Tedesca’s five-course set menu is a decision-free zone. Anyone familiar with Hafner’s dexterity with refined-rustic food will know this is a good thing and relinquishing control is rewarded with her cavalcade of veg-driven antipasti honouring the region and the season. There’s always a pasta course – maybe fat pouches of tortellini filled with buffalo mozzarella and beet leaves and licked with sage brown butter. The main might be confit duck chased by rich, spoon-licking dauphinoise potatoes and electrified by a salad of fennel and bitter leaves with hazelnut vinaigrette. Dessert comes with two sureties: it will be fruit-based and it will be from the wood oven. My husband and I lock spoons over an apple and quince frangipane that’s like the love child of a shortcrust tart and a clafoutis, accessorised with Chantilly cream. Sigh.

SEE ALSO: The Best Boutique Hotels in Melbourne

Tedesca is an easy daytrip from the city (word of advice: don’t get stuck being designated driver) but the smart money’s on booking Graceburn House next door. A bit like the Hamptons by way of Middle Europe, it has an unforced aesthetic that knows the power of sunflower stems in an old water jug, a tray of persimmons perched on a battle-scarred kitchen bench, woollen throws on plush couches and oil paintings of stern-faced citizens from centuries past.

Graceburn House, Tedesca

Image: The lounge area at Graceburn House .

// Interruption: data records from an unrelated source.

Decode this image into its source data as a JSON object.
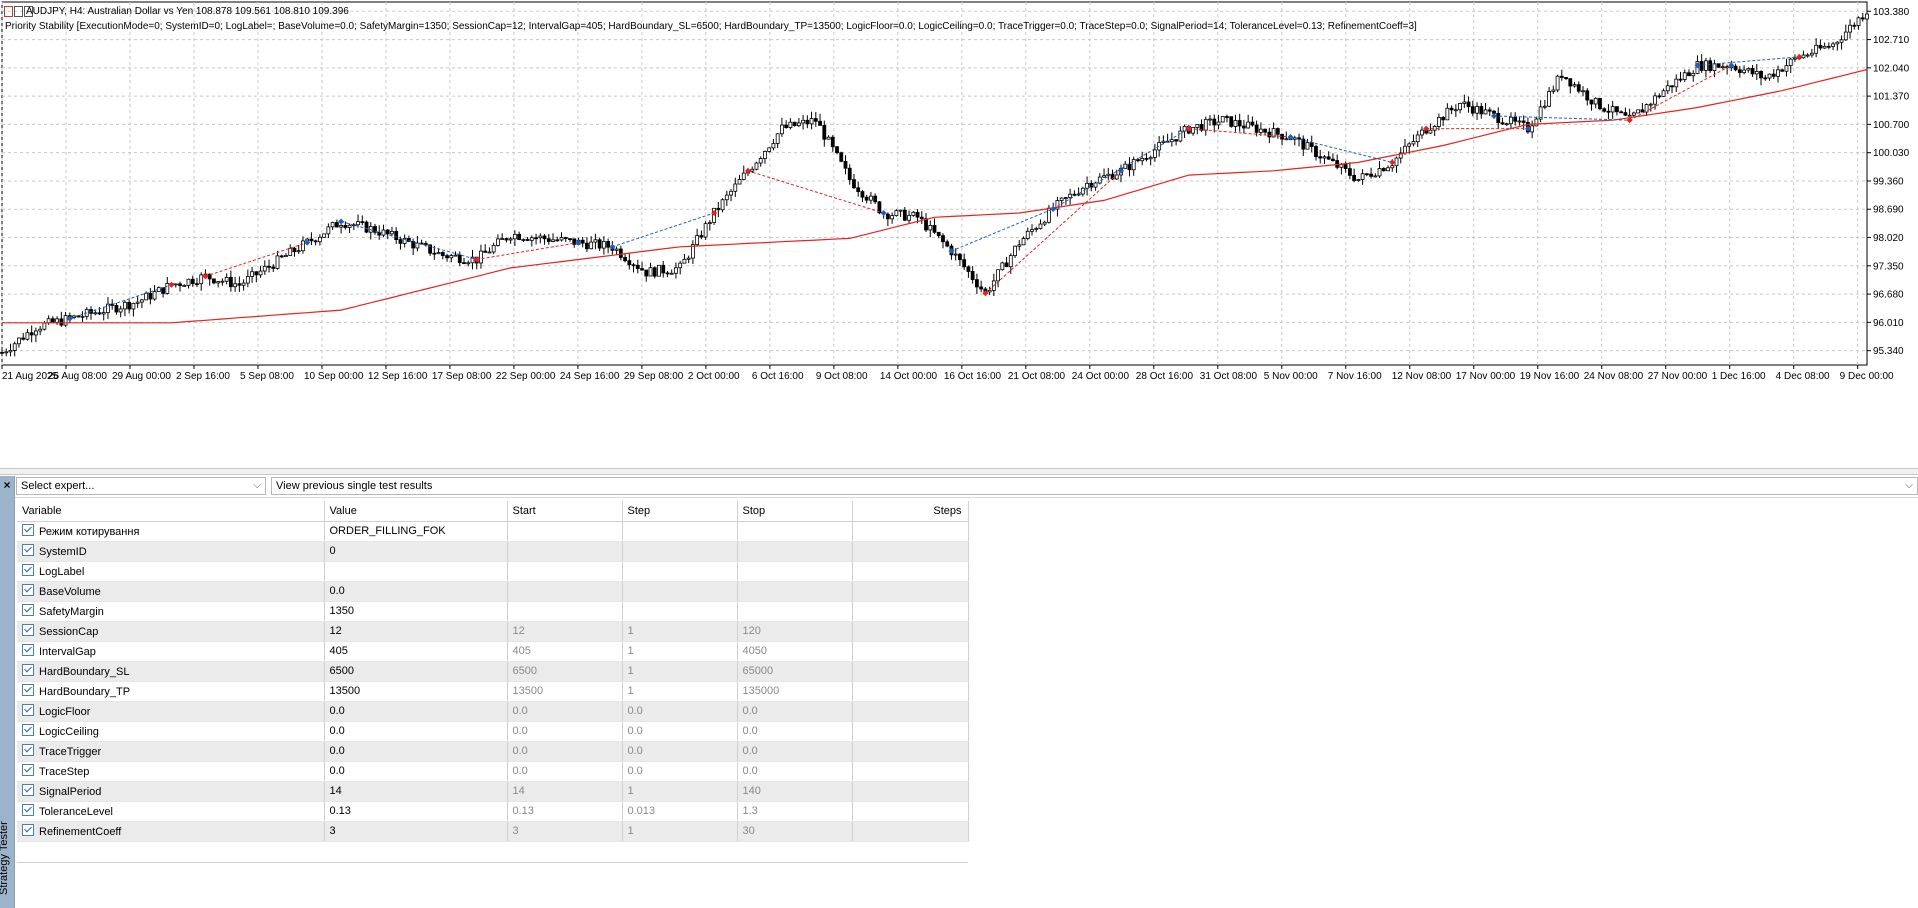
{
  "chart": {
    "symbol_line": "AUDJPY, H4:  Australian Dollar vs Yen  108.878 109.561 108.810 109.396",
    "indicator_line": "Priority Stability [ExecutionMode=0; SystemID=0; LogLabel=; BaseVolume=0.0; SafetyMargin=1350; SessionCap=12; IntervalGap=405; HardBoundary_SL=6500; HardBoundary_TP=13500; LogicFloor=0.0; LogicCeiling=0.0; TraceTrigger=0.0; TraceStep=0.0; SignalPeriod=14; ToleranceLevel=0.13; RefinementCoeff=3]",
    "price_labels": [
      "103.380",
      "102.710",
      "102.040",
      "101.370",
      "100.700",
      "100.030",
      "99.360",
      "98.690",
      "98.020",
      "97.350",
      "96.680",
      "96.010",
      "95.340"
    ],
    "time_labels": [
      "21 Aug 2025",
      "26 Aug 08:00",
      "29 Aug 00:00",
      "2 Sep 16:00",
      "5 Sep 08:00",
      "10 Sep 00:00",
      "12 Sep 16:00",
      "17 Sep 08:00",
      "22 Sep 00:00",
      "24 Sep 16:00",
      "29 Sep 08:00",
      "2 Oct 00:00",
      "6 Oct 16:00",
      "9 Oct 08:00",
      "14 Oct 00:00",
      "16 Oct 16:00",
      "21 Oct 08:00",
      "24 Oct 00:00",
      "28 Oct 16:00",
      "31 Oct 08:00",
      "5 Nov 00:00",
      "7 Nov 16:00",
      "12 Nov 08:00",
      "17 Nov 00:00",
      "19 Nov 16:00",
      "24 Nov 08:00",
      "27 Nov 00:00",
      "1 Dec 16:00",
      "4 Dec 08:00",
      "9 Dec 00:00"
    ],
    "colors": {
      "candle": "#000000",
      "ma": "#e8221e",
      "trade_line": "#1f5fbf",
      "sell_marker": "#e8221e",
      "buy_marker": "#1f5fbf",
      "grid": "#c8c8c8"
    }
  },
  "toolbar": {
    "expert_select": "Select expert...",
    "results_select": "View previous single test results"
  },
  "side_label": "Strategy Tester",
  "table": {
    "headers": [
      "Variable",
      "Value",
      "Start",
      "Step",
      "Stop",
      "Steps"
    ],
    "rows": [
      {
        "variable": "Режим котирування",
        "value": "ORDER_FILLING_FOK",
        "start": "",
        "step": "",
        "stop": ""
      },
      {
        "variable": "SystemID",
        "value": "0",
        "start": "",
        "step": "",
        "stop": ""
      },
      {
        "variable": "LogLabel",
        "value": "",
        "start": "",
        "step": "",
        "stop": ""
      },
      {
        "variable": "BaseVolume",
        "value": "0.0",
        "start": "",
        "step": "",
        "stop": ""
      },
      {
        "variable": "SafetyMargin",
        "value": "1350",
        "start": "",
        "step": "",
        "stop": ""
      },
      {
        "variable": "SessionCap",
        "value": "12",
        "start": "12",
        "step": "1",
        "stop": "120"
      },
      {
        "variable": "IntervalGap",
        "value": "405",
        "start": "405",
        "step": "1",
        "stop": "4050"
      },
      {
        "variable": "HardBoundary_SL",
        "value": "6500",
        "start": "6500",
        "step": "1",
        "stop": "65000"
      },
      {
        "variable": "HardBoundary_TP",
        "value": "13500",
        "start": "13500",
        "step": "1",
        "stop": "135000"
      },
      {
        "variable": "LogicFloor",
        "value": "0.0",
        "start": "0.0",
        "step": "0.0",
        "stop": "0.0"
      },
      {
        "variable": "LogicCeiling",
        "value": "0.0",
        "start": "0.0",
        "step": "0.0",
        "stop": "0.0"
      },
      {
        "variable": "TraceTrigger",
        "value": "0.0",
        "start": "0.0",
        "step": "0.0",
        "stop": "0.0"
      },
      {
        "variable": "TraceStep",
        "value": "0.0",
        "start": "0.0",
        "step": "0.0",
        "stop": "0.0"
      },
      {
        "variable": "SignalPeriod",
        "value": "14",
        "start": "14",
        "step": "1",
        "stop": "140"
      },
      {
        "variable": "ToleranceLevel",
        "value": "0.13",
        "start": "0.13",
        "step": "0.013",
        "stop": "1.3"
      },
      {
        "variable": "RefinementCoeff",
        "value": "3",
        "start": "3",
        "step": "1",
        "stop": "30"
      }
    ]
  },
  "chart_data": {
    "type": "line",
    "price_series": {
      "days": [
        0,
        2,
        4,
        6,
        8,
        10,
        12,
        14,
        16,
        18,
        20,
        22,
        24,
        26,
        28,
        30,
        32,
        34,
        36,
        38,
        40,
        42,
        44,
        46,
        48,
        50,
        52,
        54,
        56,
        58,
        60,
        62,
        64,
        66,
        68,
        70,
        72,
        74,
        76,
        78,
        80,
        82,
        84,
        86,
        88,
        90,
        92,
        94,
        96,
        98,
        100,
        102,
        104,
        106,
        108,
        110
      ],
      "prices": [
        95.3,
        95.9,
        96.1,
        96.3,
        96.5,
        96.9,
        97.1,
        96.9,
        97.4,
        97.9,
        98.4,
        98.2,
        97.9,
        97.6,
        97.5,
        98.1,
        98.0,
        97.9,
        97.8,
        97.2,
        97.3,
        98.6,
        99.6,
        100.6,
        100.8,
        99.4,
        98.6,
        98.5,
        97.7,
        96.7,
        97.9,
        98.7,
        99.3,
        99.6,
        100.1,
        100.6,
        100.8,
        100.6,
        100.4,
        99.9,
        99.4,
        99.8,
        100.6,
        101.2,
        100.9,
        100.6,
        101.9,
        101.2,
        100.8,
        101.5,
        102.1,
        102.1,
        101.8,
        102.3,
        102.6,
        103.4
      ]
    },
    "ma_series": {
      "days": [
        0,
        10,
        20,
        30,
        40,
        50,
        55,
        60,
        65,
        70,
        75,
        80,
        85,
        90,
        95,
        100,
        105,
        110
      ],
      "prices": [
        96.0,
        96.0,
        96.3,
        97.3,
        97.8,
        98.0,
        98.5,
        98.6,
        98.9,
        99.5,
        99.6,
        99.8,
        100.2,
        100.7,
        100.8,
        101.1,
        101.5,
        102.0
      ]
    },
    "ylim": [
      95.0,
      103.6
    ],
    "yticks": [
      103.38,
      102.71,
      102.04,
      101.37,
      100.7,
      100.03,
      99.36,
      98.69,
      98.02,
      97.35,
      96.68,
      96.01,
      95.34
    ],
    "grid": true,
    "legend": "none"
  }
}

The lounge dazzles with peacock-blue walls galvanised by full-length golden velvet drapes and a crackling fire. The three bedrooms (plus bunkroom) are decked out with wainscoting, French linen and floral wallpaper. If you fancy something smaller, the nearby Glasshouse is a cosy bolthole for two, complete with a standalone bath in a plant-filled conservatory.

Hafner and her kitchen crew will feed you in-house, too, whether you’re after a simple platter of terrine and cheese or another full multi-course monty. And let us not underestimate the appeal of a well-thought-out booze collection. Here, it stretches from a local wild-fermented Moorooduc Estate pinot noir to a Pieropan soave and classic German riesling. In the drinks cabinet lurk all the accoutrements for a martini as well as pre-batched cocktails from hip Melbourne bars the Everleigh and Byrdi, the latter including a kooky-delicious lamington concoction of cane sugar spirit, coconut oil and raspberry vermouth.

An alarming number of empty bottles grace the dining table the next morning (the only sensible conclusion is a thirsty burglar broke in during the night) but breakfast is fortifying streaky bacon and eggs. A Moccamaster pumps out coffee as morning sunshine streams through picture windows that overlook the barely tamed beauty of the garden.

The day is ours to spend at will but it’s difficult to know which way to jump. This expensive sliver of land girdling Port Phillip Bay is home to more than 50 cellar doors. There are rambles through the hills and beaches to suit every temperament, from wild ocean breakers to the mirror-calm bay – and did I mention the hot springs? But one lesson I learnt in lockdown is the beauty of freedom from choice. Adventuring can wait until another day. Instead, soak up the stillness and go with the slow.